Khan went on national television on the eve of the vote, calling on his supporters to take to the streets to demonstrate on Sunday in a sign he believed he would lose the vote. Pakistan’s five-member Supreme Court on Thursday blocked Khan’s bid to stay in power, ruling that his decision to dissolve parliament and call a snap election was illegal.

The April 7, 2022 court ruling paved the way for a no-confidence vote, which was likely to go against Khan after the defection of several members of his ruling party and a small but key partner in the coalition.

Pakistan’s parliament began its crucial session on Saturday to consider the no-confidence resolution against defiant Prime Minister Imran Khan, amid indications that the no-confidence motion against him could be delayed after the government pushed for a discussion on the so-called “alien conspiracy”. ” against.

In accordance with a landmark Supreme Court order, the session of the National Assembly began in the morning. National Assembly (NA) Speaker Asad Qaiser chairs the session which started at 10:30 a.m.

Speaking at the session, Foreign Minister Shah Mahmood Qureshi acknowledged that according to the Constitution, it is the right of the opposition to submit a motion of no confidence, while it is the government’s responsibility to defend against it. Quoting Prime Minister Imran Khan’s address to the nation on April 8, he said respecting the Constitution is the responsibility of all Pakistanis and “just as the Prime Minister has said, although we are disappointed with the judgment of the Supreme Court, we still respect the verdict.”

In a brief exchange in parliament on Saturday, opposition leader Shahbaz Sharif warned of further delays. Sharif is a likely candidate to replace Khan should Khan lose the vote.
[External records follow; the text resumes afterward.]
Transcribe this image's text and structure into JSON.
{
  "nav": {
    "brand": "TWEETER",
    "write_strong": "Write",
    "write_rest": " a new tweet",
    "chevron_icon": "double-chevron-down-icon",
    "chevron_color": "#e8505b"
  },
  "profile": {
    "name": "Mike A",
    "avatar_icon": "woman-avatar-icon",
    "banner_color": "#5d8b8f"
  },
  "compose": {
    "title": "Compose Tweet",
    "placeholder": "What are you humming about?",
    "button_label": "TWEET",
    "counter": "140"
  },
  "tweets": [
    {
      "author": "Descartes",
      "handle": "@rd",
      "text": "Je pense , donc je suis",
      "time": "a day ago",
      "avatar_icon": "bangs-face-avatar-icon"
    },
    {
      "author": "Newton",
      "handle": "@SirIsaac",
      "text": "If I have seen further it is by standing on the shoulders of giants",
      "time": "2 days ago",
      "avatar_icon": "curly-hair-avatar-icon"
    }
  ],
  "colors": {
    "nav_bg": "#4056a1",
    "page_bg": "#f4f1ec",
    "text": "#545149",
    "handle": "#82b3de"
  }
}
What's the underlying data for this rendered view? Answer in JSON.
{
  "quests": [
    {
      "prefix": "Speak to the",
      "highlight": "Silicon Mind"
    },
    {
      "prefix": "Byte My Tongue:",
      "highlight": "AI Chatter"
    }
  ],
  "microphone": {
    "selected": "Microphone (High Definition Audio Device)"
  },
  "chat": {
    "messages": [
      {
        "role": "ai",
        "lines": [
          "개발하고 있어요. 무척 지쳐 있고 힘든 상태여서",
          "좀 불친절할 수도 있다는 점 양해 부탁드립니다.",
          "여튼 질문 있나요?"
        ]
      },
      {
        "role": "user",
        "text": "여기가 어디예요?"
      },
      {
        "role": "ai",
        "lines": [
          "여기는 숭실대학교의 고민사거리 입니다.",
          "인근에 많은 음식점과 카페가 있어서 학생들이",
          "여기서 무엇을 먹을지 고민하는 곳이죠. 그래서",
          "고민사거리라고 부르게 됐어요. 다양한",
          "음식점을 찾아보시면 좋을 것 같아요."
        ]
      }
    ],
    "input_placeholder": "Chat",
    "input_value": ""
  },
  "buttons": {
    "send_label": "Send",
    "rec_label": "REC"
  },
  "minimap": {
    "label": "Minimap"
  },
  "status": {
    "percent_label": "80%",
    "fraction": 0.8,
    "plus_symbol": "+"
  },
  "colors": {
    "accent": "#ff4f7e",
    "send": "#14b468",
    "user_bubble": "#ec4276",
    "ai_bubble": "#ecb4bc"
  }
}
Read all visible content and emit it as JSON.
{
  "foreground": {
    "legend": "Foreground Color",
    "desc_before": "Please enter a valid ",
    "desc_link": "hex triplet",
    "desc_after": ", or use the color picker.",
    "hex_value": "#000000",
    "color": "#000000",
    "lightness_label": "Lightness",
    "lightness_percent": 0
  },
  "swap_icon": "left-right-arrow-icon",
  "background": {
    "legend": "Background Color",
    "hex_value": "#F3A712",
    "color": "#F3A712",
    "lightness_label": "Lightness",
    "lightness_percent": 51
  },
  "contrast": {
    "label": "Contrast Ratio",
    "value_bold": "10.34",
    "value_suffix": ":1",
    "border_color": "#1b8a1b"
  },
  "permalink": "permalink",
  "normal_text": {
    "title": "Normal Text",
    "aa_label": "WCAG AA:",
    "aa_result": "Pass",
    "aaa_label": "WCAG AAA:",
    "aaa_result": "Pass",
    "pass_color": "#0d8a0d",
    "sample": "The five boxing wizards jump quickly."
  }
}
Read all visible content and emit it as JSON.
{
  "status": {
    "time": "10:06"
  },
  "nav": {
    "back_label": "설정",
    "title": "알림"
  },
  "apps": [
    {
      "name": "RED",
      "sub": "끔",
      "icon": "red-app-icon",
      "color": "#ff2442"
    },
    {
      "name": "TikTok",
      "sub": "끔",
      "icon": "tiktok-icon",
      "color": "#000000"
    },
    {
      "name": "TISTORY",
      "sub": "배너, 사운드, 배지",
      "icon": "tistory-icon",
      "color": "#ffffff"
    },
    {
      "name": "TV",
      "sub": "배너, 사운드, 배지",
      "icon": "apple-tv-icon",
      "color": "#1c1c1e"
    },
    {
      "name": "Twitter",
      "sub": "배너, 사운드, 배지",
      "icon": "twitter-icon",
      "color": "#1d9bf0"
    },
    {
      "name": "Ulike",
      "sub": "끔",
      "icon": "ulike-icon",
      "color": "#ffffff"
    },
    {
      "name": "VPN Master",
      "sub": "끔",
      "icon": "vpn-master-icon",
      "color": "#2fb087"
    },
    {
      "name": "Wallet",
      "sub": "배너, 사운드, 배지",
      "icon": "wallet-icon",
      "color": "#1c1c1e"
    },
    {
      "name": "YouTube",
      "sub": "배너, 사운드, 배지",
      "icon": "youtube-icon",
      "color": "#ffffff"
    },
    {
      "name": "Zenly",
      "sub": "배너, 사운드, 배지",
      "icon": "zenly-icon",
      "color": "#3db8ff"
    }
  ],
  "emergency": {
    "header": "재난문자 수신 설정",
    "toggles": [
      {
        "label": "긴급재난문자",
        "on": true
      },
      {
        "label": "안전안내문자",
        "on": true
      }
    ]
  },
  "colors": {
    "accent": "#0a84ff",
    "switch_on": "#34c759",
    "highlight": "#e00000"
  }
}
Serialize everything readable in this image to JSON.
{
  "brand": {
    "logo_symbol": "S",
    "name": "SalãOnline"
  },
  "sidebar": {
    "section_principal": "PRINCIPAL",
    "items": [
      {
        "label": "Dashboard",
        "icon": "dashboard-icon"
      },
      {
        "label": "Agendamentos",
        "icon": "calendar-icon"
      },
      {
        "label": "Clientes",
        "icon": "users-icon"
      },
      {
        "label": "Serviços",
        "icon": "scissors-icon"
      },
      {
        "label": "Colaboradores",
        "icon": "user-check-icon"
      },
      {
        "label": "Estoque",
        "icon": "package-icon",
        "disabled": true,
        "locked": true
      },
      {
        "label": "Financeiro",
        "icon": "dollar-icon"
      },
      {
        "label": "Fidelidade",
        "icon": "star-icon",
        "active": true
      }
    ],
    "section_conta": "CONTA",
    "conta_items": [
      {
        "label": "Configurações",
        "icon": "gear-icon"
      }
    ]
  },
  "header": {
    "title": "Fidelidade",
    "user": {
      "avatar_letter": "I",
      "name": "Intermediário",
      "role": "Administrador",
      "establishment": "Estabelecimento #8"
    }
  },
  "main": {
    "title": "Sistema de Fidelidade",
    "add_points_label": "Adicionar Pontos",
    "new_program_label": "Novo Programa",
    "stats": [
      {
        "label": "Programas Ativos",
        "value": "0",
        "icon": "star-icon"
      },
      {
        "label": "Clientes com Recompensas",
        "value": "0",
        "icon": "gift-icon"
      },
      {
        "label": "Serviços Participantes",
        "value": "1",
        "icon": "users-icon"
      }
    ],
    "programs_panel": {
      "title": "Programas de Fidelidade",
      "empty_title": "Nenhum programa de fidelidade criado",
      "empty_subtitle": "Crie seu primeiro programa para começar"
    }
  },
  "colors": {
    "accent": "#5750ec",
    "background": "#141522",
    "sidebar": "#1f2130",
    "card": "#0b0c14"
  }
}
Khan’s foreign minister, Shah Mahmood Qureshi, meanwhile demanded an investigation into the ruling party’s allegations that the vote of no confidence was a ploy by the opposition and America to topple Khan.

Speaker of Parliament Asad Qaiser ended the debate without commenting on the call for an inquiry ahead of the vote and instead adjourned parliament until 12:30 p.m. local time. Khan was not present.

Opposition parties need 172 members in the 342-member house to orchestrate the downfall of Prime Minister Khan. They garnered more than enough support with the help of some ruling coalition allies and rebels from the 69-year-old cricketer-turned-politician’s Pakistani Tehreek-e-Insaf (PTI) party.

According to the agenda released by the National Assembly Secretariat on Friday, the vote on the no-confidence motion ranks fourth on the six-point agenda of the National Assembly (AN), the lower house of Parliament.